The first concern is that the party calling its opposing party's counsel to testify may be doing so in order to gain an unfair advantage by causing that counsel to withdraw or be disqualified, which could have a devastating impact on the opposing party. See Am. Bar Assoc., Annotated Model Rules of Prof. Conduct, Commentary to Rule 3.7, at 8.*fn1 (hereafter "ABA") (client prejudiced by tactical motion to disqualify because of need to get new counsel and cost of litigating motion). Though I have expressed my displeasure that C&E, aware of this problem two years ago, waited until a few days before the pre-trial conference to bring this matter to my attention, I do not believe that they are calling Mr. White as part of an unfair tactic that warrants the sanction of precluding his testimony. C&E has not moved to disqualify Mr. White, and Ashland has indicated its willingness to proceed with him as its trial counsel even if he is called as a witness. It is also the case that both parties have been diverted from their trial preparation by having to focus on this issue.

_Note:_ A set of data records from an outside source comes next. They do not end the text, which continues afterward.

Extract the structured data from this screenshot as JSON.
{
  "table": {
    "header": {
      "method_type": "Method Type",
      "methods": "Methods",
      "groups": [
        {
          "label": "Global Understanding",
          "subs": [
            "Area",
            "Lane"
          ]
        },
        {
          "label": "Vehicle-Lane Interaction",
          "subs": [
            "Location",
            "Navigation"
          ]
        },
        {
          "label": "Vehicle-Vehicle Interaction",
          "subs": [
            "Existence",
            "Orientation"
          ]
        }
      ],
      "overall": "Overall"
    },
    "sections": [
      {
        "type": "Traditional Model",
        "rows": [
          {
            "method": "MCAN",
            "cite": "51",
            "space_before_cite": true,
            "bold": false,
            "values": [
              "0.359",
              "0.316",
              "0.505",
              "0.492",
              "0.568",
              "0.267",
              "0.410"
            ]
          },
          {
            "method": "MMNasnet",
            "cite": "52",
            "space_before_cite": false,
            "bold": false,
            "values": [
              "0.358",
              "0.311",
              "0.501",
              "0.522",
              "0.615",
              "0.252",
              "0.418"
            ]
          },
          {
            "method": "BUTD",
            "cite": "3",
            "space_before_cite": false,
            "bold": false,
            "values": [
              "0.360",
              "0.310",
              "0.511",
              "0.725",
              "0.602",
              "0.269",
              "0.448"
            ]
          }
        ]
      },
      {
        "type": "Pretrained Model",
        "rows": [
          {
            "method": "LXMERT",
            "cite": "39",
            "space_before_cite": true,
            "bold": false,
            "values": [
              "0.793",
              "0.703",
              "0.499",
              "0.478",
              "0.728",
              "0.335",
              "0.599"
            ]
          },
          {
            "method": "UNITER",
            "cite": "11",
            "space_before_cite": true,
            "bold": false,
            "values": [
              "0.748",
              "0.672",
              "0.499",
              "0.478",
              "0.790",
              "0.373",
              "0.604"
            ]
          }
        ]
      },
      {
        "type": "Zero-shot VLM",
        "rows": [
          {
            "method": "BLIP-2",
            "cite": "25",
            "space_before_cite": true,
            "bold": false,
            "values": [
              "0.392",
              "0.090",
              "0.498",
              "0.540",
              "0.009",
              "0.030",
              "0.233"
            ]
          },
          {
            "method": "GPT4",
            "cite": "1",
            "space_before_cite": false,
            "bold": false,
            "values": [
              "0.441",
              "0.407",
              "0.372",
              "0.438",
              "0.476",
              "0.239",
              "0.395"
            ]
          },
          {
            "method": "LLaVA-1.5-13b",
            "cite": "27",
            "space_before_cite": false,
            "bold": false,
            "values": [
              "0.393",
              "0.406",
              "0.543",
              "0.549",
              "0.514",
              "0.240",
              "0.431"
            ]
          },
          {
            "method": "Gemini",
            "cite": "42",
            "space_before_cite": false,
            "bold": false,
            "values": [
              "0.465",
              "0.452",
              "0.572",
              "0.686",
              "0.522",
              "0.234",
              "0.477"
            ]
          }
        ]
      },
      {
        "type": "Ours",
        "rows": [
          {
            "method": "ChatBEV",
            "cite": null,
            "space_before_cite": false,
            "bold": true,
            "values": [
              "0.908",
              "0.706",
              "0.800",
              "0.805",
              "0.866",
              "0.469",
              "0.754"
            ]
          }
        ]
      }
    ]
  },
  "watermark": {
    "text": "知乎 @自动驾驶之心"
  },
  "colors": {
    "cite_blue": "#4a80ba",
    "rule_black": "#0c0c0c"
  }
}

The second concern is the potential prejudice to the party opposing the testifying attorney because they must confront opposing counsel who is both advocate and fact witness. Dist. Columbia R. Prof. Conduct 3.7, Comments 1-2. In this case, however, C&E has waived any claim of such prejudice.
It might appear at first glance that, because there is no motion to disqualify and no claim of prejudice, any concerns about Mr. White's testimony have been resolved. It is anything but clear, however, that such a development relieves the Court of its independent responsibility to insure the integrity and fairness of the process. See ABA at *4 ("Confusion regarding the lawyer's role could prejudice a party or call into question the impartiality of the judicial process itself.").*fn2 The Court has an obligation to reduce the potential harm to the process if it cannot be avoided altogether.
I am not persuaded by Ashland's argument, however, that the deposition testimony of Mr. David Abner, given as Ashland's representative pursuant to Federal Rule of Civil Procedure 30(b)(6), can serve as a sufficient replacement for Mr. White's testimony. Motion at 6-7; Reply at 6-8. Whereas Mr. Abner could, as a 30(b)(6) witness, convey at his deposition what he learned from Mr. White about the settlement (Mr. Abner was not employed by Ashland when the events at issue occurred), he cannot possibly testify at trial to events as to which he had no personal knowledge. Fed. R. Evid. 602. Moreover, the nature and relevance of Mr. White's alleged actions and knowledge make the reading of Mr. Abner's deposition testimony, even if permitted under Rule 602, an inadequate substitute for testimony by Mr. White.
With that said, I emphasize that this ruling is conditional. Trials are dynamic and in many of them evidence that seems crucial when the trial begins proves not to be when other evidence is received. I will therefore require that Mr. White be C&E's last witness, and the issue of whether he should testify will be revisited before he is called to the stand. Until that point, there will be no reference by any lawyer to the potential that he may testify or to the testimony he may give. I also direct plaintiffs to secure the transcript of the hearing held on April 11, 2008, so that I will have the option of having it read to the jury in lieu of Mr. White's live testimony.
For the reasons stated above, Ashland's Motion will be denied.